On 10/23/2013 8:04 AM, Lunar wrote:
Tor Weekly News October 23th, 2013 “some circuits are going to be compromised, but it’s better to increase your probability of having no compromised circuits at the expense of also _INCREASING THE PROPORTION_ of your circuits that will be compromised if any of them are.”
I read the paper - slept since then.Would someone please clarify this general statement & that part of the design concept?
The statement in https://www.torproject.org/docs/faq#EntryGuards is a bit confusing. /"But profiling is, for most users, as bad as being traced all the time: they want to do something often without an attacker noticing, and the attacker noticing once is as bad as the attacker noticing more often."/
How is being "noticed" once, perhaps for 15 seconds, visiting one website - that yields very little info, better than being noticed many times, over a long period?
Is it that once an adversary correlates your machine (fingerprint) w/ an originating IP & a Tor entry / exit, they could theoretically ID you?
If so, doesn't that beg the question of why does TBB keep the same browser fingerprint from entry to exit? Why (have or allow TBB to) keep the same fingerprint over long periods, even if some of that data is spoofed, rather than TBB randomly change (spoof) the fingerprint, from end to end on one circuit and / or over time?
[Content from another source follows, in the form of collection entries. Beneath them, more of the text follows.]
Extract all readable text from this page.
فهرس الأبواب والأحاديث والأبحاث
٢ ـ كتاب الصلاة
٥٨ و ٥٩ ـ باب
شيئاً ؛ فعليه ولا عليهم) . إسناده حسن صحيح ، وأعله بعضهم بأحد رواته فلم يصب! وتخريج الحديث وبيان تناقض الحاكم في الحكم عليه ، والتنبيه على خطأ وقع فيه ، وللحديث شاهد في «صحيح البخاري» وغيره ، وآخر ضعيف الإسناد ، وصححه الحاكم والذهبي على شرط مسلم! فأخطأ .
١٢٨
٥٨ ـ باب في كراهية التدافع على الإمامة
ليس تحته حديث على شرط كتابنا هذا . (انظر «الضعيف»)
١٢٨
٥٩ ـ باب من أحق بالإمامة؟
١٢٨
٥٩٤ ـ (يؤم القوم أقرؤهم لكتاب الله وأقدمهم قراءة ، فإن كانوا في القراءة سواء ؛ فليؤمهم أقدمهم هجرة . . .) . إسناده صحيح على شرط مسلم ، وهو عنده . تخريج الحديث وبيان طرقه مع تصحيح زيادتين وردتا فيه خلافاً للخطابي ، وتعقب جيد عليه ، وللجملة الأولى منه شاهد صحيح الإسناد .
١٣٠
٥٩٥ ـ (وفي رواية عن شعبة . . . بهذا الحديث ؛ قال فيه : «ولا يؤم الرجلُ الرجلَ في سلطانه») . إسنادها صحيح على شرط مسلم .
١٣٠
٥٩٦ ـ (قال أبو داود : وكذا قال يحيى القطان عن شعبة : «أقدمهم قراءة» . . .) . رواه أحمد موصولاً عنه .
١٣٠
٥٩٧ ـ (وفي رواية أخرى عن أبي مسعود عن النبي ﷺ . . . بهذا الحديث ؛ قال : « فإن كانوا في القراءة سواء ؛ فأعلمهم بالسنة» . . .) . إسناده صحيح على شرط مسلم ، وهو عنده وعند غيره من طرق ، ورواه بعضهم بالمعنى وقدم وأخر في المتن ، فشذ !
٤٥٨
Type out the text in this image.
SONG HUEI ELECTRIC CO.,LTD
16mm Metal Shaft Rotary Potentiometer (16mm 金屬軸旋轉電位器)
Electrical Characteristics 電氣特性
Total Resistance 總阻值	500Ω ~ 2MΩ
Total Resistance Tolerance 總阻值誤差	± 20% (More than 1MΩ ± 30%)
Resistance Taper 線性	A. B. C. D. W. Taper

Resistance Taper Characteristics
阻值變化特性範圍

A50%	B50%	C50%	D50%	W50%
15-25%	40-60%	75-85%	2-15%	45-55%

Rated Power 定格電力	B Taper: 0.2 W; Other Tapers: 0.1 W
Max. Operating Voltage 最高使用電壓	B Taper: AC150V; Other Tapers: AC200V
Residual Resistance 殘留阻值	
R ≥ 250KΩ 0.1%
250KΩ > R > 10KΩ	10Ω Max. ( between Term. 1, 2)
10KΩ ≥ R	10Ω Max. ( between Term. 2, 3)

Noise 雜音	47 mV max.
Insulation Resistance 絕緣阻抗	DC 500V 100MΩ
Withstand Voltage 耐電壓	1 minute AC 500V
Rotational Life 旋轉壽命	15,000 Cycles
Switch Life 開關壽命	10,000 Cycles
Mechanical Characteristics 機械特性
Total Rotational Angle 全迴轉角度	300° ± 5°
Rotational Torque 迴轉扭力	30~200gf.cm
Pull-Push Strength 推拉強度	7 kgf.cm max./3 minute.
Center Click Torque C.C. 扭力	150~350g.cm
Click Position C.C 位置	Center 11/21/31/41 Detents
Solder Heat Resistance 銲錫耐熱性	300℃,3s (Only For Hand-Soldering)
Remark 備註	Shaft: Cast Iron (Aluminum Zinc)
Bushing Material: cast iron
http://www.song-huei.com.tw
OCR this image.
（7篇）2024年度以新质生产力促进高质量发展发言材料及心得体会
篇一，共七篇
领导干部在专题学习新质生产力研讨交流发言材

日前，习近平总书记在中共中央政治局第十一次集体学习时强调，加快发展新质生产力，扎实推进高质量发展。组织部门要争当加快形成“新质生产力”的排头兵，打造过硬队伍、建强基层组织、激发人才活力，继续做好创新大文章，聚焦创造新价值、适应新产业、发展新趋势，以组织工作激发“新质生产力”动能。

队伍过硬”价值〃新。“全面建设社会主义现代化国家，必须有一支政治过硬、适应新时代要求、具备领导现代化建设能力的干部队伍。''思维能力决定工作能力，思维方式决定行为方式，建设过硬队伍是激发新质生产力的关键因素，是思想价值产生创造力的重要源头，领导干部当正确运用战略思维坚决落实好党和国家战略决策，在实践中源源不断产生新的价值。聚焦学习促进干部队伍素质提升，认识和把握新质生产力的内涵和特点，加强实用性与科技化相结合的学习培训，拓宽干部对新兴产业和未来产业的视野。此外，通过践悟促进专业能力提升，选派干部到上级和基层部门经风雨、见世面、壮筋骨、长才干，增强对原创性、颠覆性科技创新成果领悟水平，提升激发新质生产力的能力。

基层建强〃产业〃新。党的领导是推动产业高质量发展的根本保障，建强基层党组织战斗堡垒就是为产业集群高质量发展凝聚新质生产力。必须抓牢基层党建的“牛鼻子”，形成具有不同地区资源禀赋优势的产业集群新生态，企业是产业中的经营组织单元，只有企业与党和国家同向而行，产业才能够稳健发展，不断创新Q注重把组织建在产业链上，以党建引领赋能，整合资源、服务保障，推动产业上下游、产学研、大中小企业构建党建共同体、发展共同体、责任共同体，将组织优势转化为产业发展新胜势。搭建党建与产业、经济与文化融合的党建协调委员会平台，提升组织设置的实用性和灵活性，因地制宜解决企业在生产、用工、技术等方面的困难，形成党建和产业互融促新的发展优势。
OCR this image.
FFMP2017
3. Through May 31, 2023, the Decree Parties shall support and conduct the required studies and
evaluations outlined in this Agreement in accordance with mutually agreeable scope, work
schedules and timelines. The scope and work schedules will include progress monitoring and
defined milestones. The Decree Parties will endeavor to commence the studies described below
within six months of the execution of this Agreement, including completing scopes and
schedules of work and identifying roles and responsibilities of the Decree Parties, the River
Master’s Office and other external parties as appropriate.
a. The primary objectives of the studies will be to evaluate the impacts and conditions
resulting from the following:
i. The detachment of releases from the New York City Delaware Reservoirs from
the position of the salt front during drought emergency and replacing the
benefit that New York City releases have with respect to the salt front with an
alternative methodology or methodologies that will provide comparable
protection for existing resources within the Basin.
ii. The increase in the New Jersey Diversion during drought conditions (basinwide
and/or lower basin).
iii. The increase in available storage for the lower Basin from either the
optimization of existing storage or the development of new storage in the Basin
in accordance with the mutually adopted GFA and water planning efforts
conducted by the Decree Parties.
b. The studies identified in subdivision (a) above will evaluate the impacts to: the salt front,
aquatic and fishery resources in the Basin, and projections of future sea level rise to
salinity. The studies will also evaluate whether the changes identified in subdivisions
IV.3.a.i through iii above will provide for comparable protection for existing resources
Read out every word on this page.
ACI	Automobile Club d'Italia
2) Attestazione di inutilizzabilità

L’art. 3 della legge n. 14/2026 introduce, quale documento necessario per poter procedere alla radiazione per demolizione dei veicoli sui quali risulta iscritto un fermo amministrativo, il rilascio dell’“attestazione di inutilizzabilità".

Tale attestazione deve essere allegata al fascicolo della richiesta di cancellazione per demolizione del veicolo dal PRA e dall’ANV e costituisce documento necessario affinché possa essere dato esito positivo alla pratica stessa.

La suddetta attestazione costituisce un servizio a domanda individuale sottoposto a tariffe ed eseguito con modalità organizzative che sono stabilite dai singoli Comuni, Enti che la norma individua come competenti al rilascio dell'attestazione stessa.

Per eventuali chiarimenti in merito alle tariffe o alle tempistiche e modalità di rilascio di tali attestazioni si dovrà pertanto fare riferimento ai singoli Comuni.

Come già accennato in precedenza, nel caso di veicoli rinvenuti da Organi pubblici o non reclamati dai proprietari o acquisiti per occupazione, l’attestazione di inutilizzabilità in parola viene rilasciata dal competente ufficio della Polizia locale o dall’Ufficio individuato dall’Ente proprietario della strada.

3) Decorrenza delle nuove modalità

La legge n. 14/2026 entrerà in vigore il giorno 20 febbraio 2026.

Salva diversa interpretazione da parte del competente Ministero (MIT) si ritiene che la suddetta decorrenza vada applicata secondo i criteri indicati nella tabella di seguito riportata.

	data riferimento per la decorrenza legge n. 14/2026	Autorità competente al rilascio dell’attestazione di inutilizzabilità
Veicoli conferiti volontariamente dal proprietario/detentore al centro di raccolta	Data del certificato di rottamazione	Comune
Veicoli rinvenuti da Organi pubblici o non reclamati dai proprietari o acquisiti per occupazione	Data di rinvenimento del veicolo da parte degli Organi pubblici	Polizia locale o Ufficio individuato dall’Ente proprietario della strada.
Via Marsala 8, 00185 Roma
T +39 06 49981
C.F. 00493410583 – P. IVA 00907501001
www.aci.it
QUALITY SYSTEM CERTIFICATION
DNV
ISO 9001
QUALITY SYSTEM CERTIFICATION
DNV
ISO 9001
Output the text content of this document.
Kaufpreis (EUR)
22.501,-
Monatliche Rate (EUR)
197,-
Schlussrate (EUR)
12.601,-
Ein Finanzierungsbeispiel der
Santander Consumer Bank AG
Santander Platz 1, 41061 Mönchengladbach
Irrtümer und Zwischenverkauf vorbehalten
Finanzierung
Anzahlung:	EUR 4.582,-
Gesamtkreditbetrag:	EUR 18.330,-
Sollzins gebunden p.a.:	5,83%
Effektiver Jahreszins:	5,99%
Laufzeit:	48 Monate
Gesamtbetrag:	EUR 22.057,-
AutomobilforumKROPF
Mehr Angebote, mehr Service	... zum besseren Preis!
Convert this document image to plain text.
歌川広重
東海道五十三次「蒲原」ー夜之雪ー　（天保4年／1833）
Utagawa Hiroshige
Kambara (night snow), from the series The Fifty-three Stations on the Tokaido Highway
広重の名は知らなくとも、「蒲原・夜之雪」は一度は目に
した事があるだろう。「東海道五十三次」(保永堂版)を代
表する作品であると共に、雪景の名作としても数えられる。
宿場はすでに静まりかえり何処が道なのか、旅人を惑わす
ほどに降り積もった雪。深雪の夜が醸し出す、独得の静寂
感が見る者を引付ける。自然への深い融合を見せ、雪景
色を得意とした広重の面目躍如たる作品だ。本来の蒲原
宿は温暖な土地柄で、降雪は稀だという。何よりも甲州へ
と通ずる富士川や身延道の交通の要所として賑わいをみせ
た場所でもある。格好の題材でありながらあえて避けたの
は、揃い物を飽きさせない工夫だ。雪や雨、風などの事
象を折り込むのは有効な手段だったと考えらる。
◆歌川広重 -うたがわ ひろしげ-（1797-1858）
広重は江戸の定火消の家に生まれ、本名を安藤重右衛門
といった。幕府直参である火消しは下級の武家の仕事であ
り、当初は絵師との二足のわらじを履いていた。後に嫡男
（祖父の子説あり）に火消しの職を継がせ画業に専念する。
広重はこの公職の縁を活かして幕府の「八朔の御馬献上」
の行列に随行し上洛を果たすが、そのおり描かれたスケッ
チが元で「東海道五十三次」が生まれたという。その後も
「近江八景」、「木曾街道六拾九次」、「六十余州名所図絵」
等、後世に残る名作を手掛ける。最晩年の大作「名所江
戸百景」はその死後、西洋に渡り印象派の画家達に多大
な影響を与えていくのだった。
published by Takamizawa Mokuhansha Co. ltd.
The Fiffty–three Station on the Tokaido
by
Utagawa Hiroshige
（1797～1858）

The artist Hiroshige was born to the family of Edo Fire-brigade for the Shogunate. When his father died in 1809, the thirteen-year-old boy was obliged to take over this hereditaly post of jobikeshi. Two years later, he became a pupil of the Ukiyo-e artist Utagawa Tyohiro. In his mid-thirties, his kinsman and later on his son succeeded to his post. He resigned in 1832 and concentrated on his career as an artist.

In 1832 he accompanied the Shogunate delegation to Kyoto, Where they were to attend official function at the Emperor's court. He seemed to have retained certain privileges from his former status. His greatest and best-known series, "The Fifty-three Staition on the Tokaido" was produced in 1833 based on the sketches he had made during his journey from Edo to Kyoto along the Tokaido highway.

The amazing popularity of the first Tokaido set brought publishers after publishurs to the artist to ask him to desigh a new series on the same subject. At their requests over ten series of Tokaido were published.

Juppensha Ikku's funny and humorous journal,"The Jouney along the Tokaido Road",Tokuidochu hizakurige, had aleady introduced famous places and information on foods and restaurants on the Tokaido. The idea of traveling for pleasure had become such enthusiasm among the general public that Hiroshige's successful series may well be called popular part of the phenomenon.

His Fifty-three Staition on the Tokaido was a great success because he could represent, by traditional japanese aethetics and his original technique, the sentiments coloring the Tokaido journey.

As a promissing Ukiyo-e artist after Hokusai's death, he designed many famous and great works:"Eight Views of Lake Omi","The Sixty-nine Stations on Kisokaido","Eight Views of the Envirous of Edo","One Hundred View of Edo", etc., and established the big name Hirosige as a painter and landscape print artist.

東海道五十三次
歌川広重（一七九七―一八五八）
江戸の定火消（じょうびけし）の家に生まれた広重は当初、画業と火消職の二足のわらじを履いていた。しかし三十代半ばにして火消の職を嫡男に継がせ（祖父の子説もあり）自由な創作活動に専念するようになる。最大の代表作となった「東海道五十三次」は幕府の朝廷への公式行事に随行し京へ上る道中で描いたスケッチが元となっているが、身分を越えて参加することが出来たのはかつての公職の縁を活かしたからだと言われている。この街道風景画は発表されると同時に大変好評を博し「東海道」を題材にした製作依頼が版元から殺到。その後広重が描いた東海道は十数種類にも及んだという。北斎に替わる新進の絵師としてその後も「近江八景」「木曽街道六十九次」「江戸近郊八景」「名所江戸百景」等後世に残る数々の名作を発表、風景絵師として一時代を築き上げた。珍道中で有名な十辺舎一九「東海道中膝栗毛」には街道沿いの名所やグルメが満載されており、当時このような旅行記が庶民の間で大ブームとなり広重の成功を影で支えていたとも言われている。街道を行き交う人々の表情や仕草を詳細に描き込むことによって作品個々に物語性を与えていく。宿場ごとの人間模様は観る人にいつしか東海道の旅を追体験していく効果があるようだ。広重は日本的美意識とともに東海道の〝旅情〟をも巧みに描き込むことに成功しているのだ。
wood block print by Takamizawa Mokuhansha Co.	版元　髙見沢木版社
One big problem as I understand, is a Tor user (specific browser on specific machine) is potentially identifiable from entry to exit, by having the same fingerprint. Why not change the fingerprint? Put on a "hat & glasses" or "different colored coat" part way through the circuit? TBB already spoofs SOME browser data - it just remains constant. Maybe other tracking issues completely over shadow this.
Even if having TBB change fingerprints along a circuit and / or at other times doesn't solve all problems, could it be a *part* of reducing fingerprinting and / or tracking?